Most likely, Long’s sex drive was normal, but the repression and misogyny inculcated in him through socialization in evangelical purity culture warped his thinking about sex. I am not arguing that purity culture is more important to understanding the Georgia spa murders than systemic racism or sexism, but as many ex-evangelicals raised in purity culture immediately understood when we began to learn about Long’s religious life, it is a piece of the puzzle. Indeed, purity culture is grounded in the white supremacism that pervades white evangelical subculture. It has roots in American anti-blackness and the associated tropes that date back to before the Civil War and, before that, to European culture.

The American understanding of sexual “purity” is impossible to disentangle from its roots in fears of “miscegenation” and calls for white men to protect white women from black men — although the white men themselves were often a danger to the white women around them. We see the results of this in the abuse scandals currently racking the Southern Baptist church. Fetishization of Asians is also common in white evangelical subculture. In the Georgia murders, we see the confluence of multiple ideological streams that allowed Long to dehumanize his targets.

Jared Yates Sexton is a political commentator and analyst. He is the author of “The People Are Going to Rise Like the Waters Upon Your Shore: A Story of American Rage.” His new book is “American Rule: How a Nation Conquered the World But Failed Its People.”

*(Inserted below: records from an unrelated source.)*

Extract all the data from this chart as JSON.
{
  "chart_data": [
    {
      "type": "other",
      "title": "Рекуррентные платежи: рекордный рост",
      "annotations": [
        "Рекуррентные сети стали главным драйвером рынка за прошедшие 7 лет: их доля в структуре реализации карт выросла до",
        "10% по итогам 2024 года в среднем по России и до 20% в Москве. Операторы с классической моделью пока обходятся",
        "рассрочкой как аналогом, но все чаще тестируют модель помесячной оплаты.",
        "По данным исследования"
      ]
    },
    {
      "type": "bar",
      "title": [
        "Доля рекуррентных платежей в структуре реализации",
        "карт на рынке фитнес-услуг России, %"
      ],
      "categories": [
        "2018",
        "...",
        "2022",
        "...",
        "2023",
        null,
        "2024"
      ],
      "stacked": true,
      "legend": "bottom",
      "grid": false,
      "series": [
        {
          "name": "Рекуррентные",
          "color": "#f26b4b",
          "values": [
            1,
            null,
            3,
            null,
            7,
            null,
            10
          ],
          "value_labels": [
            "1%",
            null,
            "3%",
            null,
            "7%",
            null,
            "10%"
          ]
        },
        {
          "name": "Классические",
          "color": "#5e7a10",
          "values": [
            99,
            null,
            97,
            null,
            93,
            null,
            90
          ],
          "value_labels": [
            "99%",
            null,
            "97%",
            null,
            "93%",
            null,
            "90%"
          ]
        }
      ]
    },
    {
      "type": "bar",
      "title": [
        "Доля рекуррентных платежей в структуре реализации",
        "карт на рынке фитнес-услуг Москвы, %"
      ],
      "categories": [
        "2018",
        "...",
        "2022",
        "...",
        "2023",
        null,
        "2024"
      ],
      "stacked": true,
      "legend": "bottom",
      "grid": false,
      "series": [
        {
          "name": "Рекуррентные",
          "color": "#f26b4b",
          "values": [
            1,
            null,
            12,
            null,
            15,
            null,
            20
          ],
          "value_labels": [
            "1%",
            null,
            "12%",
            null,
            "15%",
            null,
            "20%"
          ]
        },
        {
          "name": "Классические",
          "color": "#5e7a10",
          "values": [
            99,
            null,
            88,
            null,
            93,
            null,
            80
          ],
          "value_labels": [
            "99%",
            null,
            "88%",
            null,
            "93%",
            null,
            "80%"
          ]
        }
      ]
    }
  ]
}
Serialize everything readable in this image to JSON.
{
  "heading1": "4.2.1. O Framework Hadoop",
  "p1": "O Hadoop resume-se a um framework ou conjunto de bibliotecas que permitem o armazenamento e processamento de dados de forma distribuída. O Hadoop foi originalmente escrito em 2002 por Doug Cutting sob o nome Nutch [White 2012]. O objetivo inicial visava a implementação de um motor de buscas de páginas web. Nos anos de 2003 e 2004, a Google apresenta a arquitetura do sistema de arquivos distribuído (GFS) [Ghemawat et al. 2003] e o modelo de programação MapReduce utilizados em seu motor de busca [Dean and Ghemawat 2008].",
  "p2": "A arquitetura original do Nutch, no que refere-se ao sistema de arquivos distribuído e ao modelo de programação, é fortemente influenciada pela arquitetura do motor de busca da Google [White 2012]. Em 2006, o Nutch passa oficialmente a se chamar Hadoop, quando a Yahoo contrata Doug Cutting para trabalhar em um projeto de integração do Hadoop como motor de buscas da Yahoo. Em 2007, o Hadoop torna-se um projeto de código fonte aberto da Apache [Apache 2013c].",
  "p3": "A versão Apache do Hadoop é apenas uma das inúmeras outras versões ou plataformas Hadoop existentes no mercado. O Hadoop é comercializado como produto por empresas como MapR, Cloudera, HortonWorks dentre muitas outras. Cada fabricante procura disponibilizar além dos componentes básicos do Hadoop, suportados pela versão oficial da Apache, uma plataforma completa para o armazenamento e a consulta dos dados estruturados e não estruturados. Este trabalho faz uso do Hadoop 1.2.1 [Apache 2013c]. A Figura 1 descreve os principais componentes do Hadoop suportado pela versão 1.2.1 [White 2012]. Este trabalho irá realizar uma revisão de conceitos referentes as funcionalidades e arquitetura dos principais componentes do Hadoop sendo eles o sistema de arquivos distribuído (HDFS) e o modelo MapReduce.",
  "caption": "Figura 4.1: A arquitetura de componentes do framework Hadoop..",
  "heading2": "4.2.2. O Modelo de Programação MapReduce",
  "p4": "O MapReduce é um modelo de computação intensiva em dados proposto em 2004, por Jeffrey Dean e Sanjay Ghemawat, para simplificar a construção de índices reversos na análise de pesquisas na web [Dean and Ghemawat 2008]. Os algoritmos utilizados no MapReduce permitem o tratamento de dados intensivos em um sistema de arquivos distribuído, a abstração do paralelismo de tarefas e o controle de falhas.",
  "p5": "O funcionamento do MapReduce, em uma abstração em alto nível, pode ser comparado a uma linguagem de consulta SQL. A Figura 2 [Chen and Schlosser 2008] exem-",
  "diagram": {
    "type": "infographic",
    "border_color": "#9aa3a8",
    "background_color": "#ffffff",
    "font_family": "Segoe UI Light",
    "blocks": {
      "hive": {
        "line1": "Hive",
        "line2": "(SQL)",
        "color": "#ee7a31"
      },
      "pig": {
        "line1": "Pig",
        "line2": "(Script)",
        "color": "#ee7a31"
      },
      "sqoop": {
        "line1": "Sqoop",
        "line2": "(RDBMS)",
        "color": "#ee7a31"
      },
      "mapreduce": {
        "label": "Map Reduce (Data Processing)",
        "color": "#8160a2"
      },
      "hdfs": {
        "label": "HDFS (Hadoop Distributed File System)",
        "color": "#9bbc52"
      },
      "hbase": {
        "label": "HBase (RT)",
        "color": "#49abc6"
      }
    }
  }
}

The tragedy in Atlanta, not to mention a constellation of related and similar tragedies that we’ve experienced, is an encapsulation of a society that is eating itself and in constant, relentless denial. The threat of white supremacy, patriarchal oppression and the weaponized faith of the evangelical right, is an existential threat. Until we can see how they interact, inform one another and permeate society, these terrible tragedies are going to continue to happen and even grow in scope and frequency.